Basilica R Client¶

Basilica R Client: Deep Feature Extraction for Images and Text¶

Word2Vec For Anything ¶

Basilica allows you to easily augment your models with images and text. You send us an image or a snippet of natural language text and we send you a vector of features you can use to train your models.

Installation¶

You can install the released version of this package from Google cloud:

install.packages("https://storage.googleapis.com/basilica-r-client/basilica_0.0.2.tar.gz", repos=NULL)

or from Github (requires the devtools package):

devtools::install_github("basilica-ai/basilica-r-client")

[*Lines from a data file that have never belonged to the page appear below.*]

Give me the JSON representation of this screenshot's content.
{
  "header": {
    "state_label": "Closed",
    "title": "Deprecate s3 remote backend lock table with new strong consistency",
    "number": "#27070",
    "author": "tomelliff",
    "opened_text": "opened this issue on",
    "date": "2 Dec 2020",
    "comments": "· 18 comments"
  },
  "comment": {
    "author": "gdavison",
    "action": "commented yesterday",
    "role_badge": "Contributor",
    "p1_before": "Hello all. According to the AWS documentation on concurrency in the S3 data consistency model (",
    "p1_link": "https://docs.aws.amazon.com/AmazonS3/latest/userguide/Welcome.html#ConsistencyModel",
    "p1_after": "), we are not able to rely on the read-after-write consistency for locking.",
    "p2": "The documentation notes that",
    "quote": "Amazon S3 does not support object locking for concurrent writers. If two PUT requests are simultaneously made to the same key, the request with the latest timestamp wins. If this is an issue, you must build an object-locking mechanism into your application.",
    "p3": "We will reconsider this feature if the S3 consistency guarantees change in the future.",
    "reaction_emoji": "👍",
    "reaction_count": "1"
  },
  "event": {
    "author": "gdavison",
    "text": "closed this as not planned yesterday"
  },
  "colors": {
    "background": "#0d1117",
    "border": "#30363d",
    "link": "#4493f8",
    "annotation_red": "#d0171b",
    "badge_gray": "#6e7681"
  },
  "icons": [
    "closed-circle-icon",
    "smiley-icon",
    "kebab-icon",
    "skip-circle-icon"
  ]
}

(CRAN submission approval in progress)

Examples¶

This is a basic example which shows you how to solve a common problem:

Creating a Connection¶

Before embedding an image or text (getting a vector of features), you must first connect to the API with a demo key. SLOW_DEMO_KEY is a key you can use for testing with a low per-week limit, but you can create API keys for free at www.basilica.ai.

library('basilica')
# Create a connection
# You can use our `SLOW_DEMO_KEY` (it actually works) or create your own at basilica.ai
conn <- connect("SLOW_DEMO_KEY")

Embedding Text¶

Getting a vector of features for text:

sentences = c(
    "This is a sentence!",
    "This is a similar sentence!",
    "I don't think this sentence is very similar at all..."
)

# Returns a data frame with 512 features for each of the 3 sentences
embeddings <- embed_sentences(sentences, conn=conn)
print(dim(embeddings)) # 3 512
print(embeddings) # [[0.8556405305862427, ...], ...]

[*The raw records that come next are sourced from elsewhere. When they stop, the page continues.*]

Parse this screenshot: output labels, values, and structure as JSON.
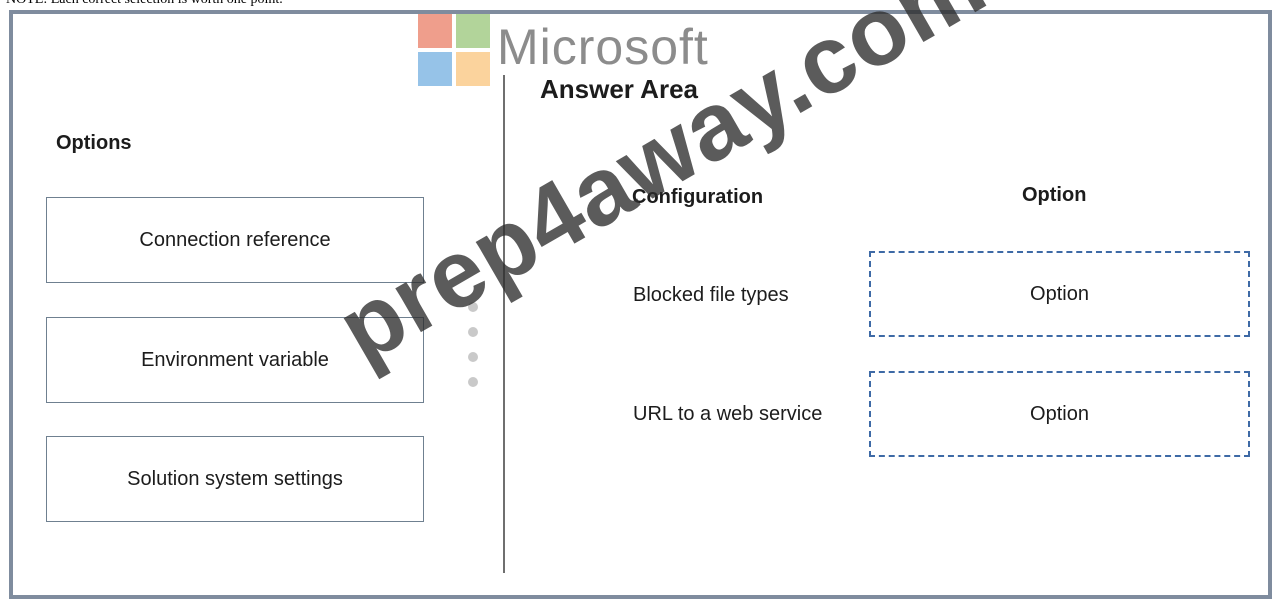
{
  "header_note": "NOTE: Each correct selection is worth one point.",
  "logo": {
    "word": "Microsoft"
  },
  "watermark": {
    "text": "prep4away.com"
  },
  "options_panel": {
    "title": "Options",
    "items": [
      {
        "label": "Connection reference"
      },
      {
        "label": "Environment variable"
      },
      {
        "label": "Solution system settings"
      }
    ]
  },
  "answer_area": {
    "title": "Answer Area",
    "column_headers": {
      "configuration": "Configuration",
      "option": "Option"
    },
    "rows": [
      {
        "configuration": "Blocked file types",
        "option": "Option"
      },
      {
        "configuration": "URL to a web service",
        "option": "Option"
      }
    ]
  },
  "colors": {
    "frame_border": "#7f8c9e",
    "target_border": "#3e6aa6",
    "watermark": "#2d2d2d"
  }
}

print(cor(embeddings[1,], embeddings[2,])) # 0.8048559
print(cor(embeddings[1,], embeddings[3,])) # 0.6877435

Differences from Word2Vec¶

It’s important to know that the embedding you get for a sentence is completely different from an embedding you would get with Word2Vec. Word2Vec returns a word-level embedding, while basilica is trained on longer snippets of natural language text (phrases, sentences, paragraphs). For that reason, results on models where the context of the sentence matter (like sentiment analysis) will get much better results with a sentence-level embedding than with a word embedding.

Embedding an Image¶

Getting a vector of features for images:

embeddings <- embed_image("/tmp/image.jpg", conn=conn)
print(dim(embeddings)) # 1 2048
print(embeddings) # [[0.8556405305862427, ...], ...]

Development¶

If you want to contribute to this client, here’s are some of the libraries and commands you will need:

Setup¶

brew install qpdf

install.packages("devtools")
install.packages("usethis")
install.packages("testthat")

Building¶

When on a branch, make sure all these commands work and pass.

devtools::test()
devtools::document()
devtools::build_vignettes()
devtools::check()